At SenticNet, we are working on several projects spanning from fundamental knowledge representation problems to applications of commonsense reasoning in contexts such as big social data analysis and human-computer interaction. Each project is led by a single member of the Sentic Team but, in fact, every project is highly interdependent and interconnected with each other as we are all driven by the same vision. Some of the current projects include:
• Singlish SenticNet (Lead Investigator: Danyuan Ho)
• Mood of Singapore (Lead Investigator: Frank Xing)
• One Belt, One Road, One Sentiment? (Lead Investigator: Ranjan Satapathy)
We are also working on several fundamental problems of natural language processing, alongside with applications of sentiment analysis (some of them listed below).
KNOWLEDGE REPRESENTATION (Lead Investigator: Rajiv Bajpai)
We harvest affective commonsense knowledge from the Open Mind Common Sense (OMCS), WordNet-Affect, and the game engine for commonsense knowledge acquisition (GECKA) and represent it redundantly at three levels: semantic network, matrix, and vector space. In particular, the collected or crowdsourced pieces of knowledge are firstly integrated in a semantic network as triples of the format <concept-relationship-concept>. Secondly, the graph is represented as a matrix having concepts as rows and the combination <relationship-concept> as columns.
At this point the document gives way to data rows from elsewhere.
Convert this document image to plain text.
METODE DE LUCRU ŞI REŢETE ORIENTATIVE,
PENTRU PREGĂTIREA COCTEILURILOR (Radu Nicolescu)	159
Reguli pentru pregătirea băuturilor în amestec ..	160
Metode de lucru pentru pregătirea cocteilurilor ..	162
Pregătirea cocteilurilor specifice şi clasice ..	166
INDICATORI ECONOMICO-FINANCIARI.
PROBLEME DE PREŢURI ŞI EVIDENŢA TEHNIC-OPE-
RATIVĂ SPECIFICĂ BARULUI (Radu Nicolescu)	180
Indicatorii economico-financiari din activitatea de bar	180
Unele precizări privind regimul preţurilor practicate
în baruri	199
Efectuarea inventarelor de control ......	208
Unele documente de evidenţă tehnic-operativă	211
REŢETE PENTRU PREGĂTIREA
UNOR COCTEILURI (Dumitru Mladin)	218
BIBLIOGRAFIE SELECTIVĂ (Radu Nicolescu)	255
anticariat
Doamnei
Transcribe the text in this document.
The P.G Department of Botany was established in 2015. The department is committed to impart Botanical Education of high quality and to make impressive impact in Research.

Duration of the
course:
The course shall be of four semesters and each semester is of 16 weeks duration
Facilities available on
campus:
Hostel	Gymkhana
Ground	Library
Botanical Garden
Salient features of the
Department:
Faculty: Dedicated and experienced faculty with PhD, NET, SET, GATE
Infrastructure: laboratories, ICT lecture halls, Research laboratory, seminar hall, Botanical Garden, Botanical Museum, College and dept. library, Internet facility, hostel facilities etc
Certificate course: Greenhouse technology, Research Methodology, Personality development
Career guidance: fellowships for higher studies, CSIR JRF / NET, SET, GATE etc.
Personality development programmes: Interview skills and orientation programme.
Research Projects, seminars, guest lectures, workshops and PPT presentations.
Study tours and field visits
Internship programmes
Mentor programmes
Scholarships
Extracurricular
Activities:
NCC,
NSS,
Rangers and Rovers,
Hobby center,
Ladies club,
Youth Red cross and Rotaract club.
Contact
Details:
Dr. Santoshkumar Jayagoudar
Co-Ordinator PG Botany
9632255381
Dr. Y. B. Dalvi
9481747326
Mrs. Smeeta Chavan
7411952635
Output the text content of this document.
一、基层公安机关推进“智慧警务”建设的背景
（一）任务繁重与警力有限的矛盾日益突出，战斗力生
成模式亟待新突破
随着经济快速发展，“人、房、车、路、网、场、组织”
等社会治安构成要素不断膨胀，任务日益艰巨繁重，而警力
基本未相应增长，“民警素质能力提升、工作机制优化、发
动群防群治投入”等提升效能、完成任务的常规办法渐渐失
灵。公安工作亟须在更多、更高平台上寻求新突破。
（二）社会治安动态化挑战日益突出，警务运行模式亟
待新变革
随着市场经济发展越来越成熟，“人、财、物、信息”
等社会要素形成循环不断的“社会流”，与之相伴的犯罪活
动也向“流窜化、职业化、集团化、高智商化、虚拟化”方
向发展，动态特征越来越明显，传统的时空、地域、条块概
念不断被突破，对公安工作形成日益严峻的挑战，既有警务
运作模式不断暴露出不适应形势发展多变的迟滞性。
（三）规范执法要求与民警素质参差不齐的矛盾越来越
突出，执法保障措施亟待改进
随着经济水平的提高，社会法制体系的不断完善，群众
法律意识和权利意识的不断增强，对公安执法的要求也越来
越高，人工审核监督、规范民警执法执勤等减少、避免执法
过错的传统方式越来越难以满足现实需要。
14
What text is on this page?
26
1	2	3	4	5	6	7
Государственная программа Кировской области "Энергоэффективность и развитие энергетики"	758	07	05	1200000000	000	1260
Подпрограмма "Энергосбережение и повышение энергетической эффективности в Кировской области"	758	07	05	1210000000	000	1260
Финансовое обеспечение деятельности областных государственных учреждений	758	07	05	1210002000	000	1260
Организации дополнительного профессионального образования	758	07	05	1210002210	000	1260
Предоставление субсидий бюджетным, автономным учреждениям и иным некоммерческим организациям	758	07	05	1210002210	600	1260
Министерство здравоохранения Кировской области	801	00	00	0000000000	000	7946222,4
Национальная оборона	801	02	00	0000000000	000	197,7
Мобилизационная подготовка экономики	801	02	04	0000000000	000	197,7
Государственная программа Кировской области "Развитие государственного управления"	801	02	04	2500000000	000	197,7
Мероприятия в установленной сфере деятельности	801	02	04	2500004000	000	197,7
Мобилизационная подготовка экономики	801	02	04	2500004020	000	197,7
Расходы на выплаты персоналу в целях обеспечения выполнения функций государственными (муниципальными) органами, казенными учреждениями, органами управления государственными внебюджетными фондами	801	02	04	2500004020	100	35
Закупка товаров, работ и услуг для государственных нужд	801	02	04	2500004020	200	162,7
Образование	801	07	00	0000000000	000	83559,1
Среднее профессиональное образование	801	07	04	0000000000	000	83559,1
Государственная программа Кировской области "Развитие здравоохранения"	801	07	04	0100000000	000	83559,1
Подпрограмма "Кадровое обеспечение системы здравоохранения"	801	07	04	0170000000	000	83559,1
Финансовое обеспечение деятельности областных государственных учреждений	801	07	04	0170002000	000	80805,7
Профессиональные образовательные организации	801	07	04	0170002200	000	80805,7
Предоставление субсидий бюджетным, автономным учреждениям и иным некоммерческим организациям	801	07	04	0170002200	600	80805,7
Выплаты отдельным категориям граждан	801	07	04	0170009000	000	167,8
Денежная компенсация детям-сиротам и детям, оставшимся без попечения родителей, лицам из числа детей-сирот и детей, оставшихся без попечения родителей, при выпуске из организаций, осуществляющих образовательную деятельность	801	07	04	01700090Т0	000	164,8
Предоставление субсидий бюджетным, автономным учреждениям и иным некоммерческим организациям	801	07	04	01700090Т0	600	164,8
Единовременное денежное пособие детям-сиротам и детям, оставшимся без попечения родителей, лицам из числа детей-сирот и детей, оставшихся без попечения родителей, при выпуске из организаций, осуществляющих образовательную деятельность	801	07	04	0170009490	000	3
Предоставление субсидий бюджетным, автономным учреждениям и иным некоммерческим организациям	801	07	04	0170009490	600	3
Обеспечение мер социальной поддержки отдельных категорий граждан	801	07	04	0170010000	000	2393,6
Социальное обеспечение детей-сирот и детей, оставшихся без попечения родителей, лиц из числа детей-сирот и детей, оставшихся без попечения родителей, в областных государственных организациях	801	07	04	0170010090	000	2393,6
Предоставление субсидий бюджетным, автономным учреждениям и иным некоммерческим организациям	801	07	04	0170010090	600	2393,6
Finally, multi-dimensionality reduction is applied to such a matrix in order to create a vector space representation of commonsense knowledge.
SUBJECTIVITY DETECTION (Lead Investigator: Iti Chaturvedi)
Subjectivity detection can prevent a sentiment classifier from considering irrelevant or potentially misleading text. Since different attributes may correspond to different opinions in the lexicon of different languages, we resort to multiple kernel learning (MKL) to simultaneously optimize the different modalities. Previous approaches to MKL for sentence classifiers are computationally slow and lack any hierarchy when grouping features into different kernels. Instead, we exploit deep recurrent convolution neural networks to reduce the dimensionality of the problem. In particular, the lower layers of the deep model are abstract while the higher layers become more detailed connecting attributes to opinions.
MULTIMODAL SENTIMENT ANALYSIS (Lead Investigator: Soujanya Poria)
A huge number of videos are posted every day on social media platforms such as Facebook and YouTube. This makes the Internet an unlimited source of information. In the coming decades, coping with such information and mining useful knowledge from it will be an increasingly difficult task. We are developing a novel methodology for multimodal sentiment analysis, which consists in harvesting sentiments from Web videos by exploiting a model that uses audio, visual and textual modalities as sources of information. We used both feature- and decision-level fusion methods to merge affective information extracted from multiple modalities.
MULTILINGUAL SENTIMENT ANALYSIS (Lead Investigator: Haiyun Peng)
The ability to analyze online user generated contents for sentiment on products or services has become a de-facto skillset for many companies. There is, in fact, a need to analyze the unique nature of the online social media language as this is often coupled with localized slangs to express the true feelings of the local community on top of the usual formal language. To this end, we are developing a localization toolkit for creating non-English versions of SenticNet in a time- and cost-effective way. This is achieved by exploiting online facilities such as Web dictionaries and translation engines. The challenging issues are three: firstly, a concept in English may be mapped to multiple concepts in the target language; secondly, the polarity of some concepts in the local language may be different from the English counterpart; lastly, some entries may still be left untranslated because they are out-of-vocabulary concepts.
AUTOMATIC SPEECH RECOGNITION (Lead Investigator: Yukun Ma)
Concepts are critical semantics capturing high-level knowledge of the human language. Recognizing the concepts used to represent the underlying meanings of spoken documents is a key step in order to build speech-centric information systems, e.g., search engines, dialogue systems, and multimodal sentiment analysis engines. We mainly address two issues faced by recognizing concepts and named entities from speech data: data sparseness due to the shortage of training data and informal style of spoken language and the prevalence of errors propagated from automatic speech recognition.
STOCK MARKET PREDICTION (Lead Investigator: Sandro Cavallari)
Mining microblogging data to forecast stock market behavior is a very recent research topic that appears to present promising results. We are developing a computational model that accounts for investor sentiment and attention to predict key stock market variables, such as returns, volatility and volume. Several arguments support this approach. For example, some studies have shown that individuals’ financial decisions are significantly affected by their emotions and mood. Also, the community of users that utilizes these microblogging services to share information about stock market issues has grown and is potentially more representative of all investors.